The UK Independence Party may avoid putting up candidates to contest the seats of existing Eurosceptic MPs, its party leader has said.
Nigel Farage ruled out a formal electoral pact, but suggested he would not oppose agreements made at constituency level.
Negotiations may prove tricky however, after Foreign Secretary William Hague insisted Tories "don't make pacts with other parties" and instead issued a caution to wavering supporters that they risked letting Labour into power.
A number of high-profile Conservatives have floated the possibility of an alliance with Ukip in the run-up to the election to avoid splitting the right-wing vote, including Jacob Rees-Mogg who suggested that Mr Farage's party would expect to get some MPs out of any deal.
Writing in The Times, Mr Farage said: "If either they, or others like them, even Labour MPs, with their local associations, chose to propose running on a joint ticket then I would leave the local Ukip association to have those associations.
"If after discussions they feel that it would be a better way to serve their constituents, then I and the National Executive Committee would be happy to hear reasoning. After all we are a party that believes in real localism and doesn't think that the centre is the repository of all wisdom."
A ComRes survey found 22 per cent of Tory local councillors supported an agreement between the two parties, but Mr Hague told BBC Radio 5 Live: "I do rule that out.
"We don't make electoral pacts with other parties; we do make pacts with the voters of other parties and win over the voters of other parties, as we've often done through history.
"And, of course, if someone is contemplating voting Ukip who would otherwise vote Conservative they could, by default, produce a Labour government which is the absolute opposite of what they might want on Europe for instance.
"They might be voting for Ukip because they want to have a referendum on Europe.
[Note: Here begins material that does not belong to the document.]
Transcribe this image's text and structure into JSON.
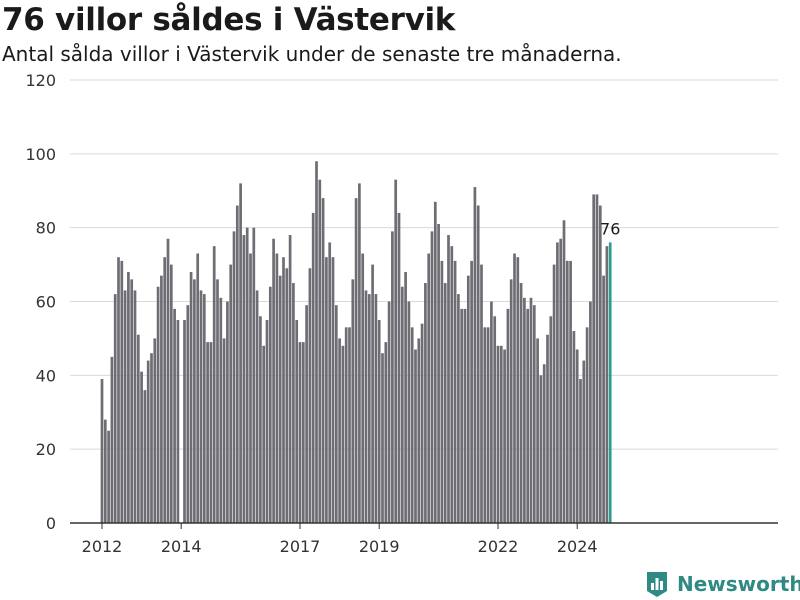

Well, they are only going to get that if David Cameron is prime minister after the next election.
"Whatever they have done in local elections or whatever they say in opinion polls, at the next general election a voter like that will have to choose: are they going to have Ed Miliband as prime minister and go headlong into giving away more of the country's powers? Or are they going to have a referendum under David Cameron?
"A general election in this country is a first-past-the-post system. It is a choice."
The Ukip leader is tipped to draw a big crowd after being invited to speak this week at a fringe Conservative Party conference event at Manchester town hall - one of the largest venues.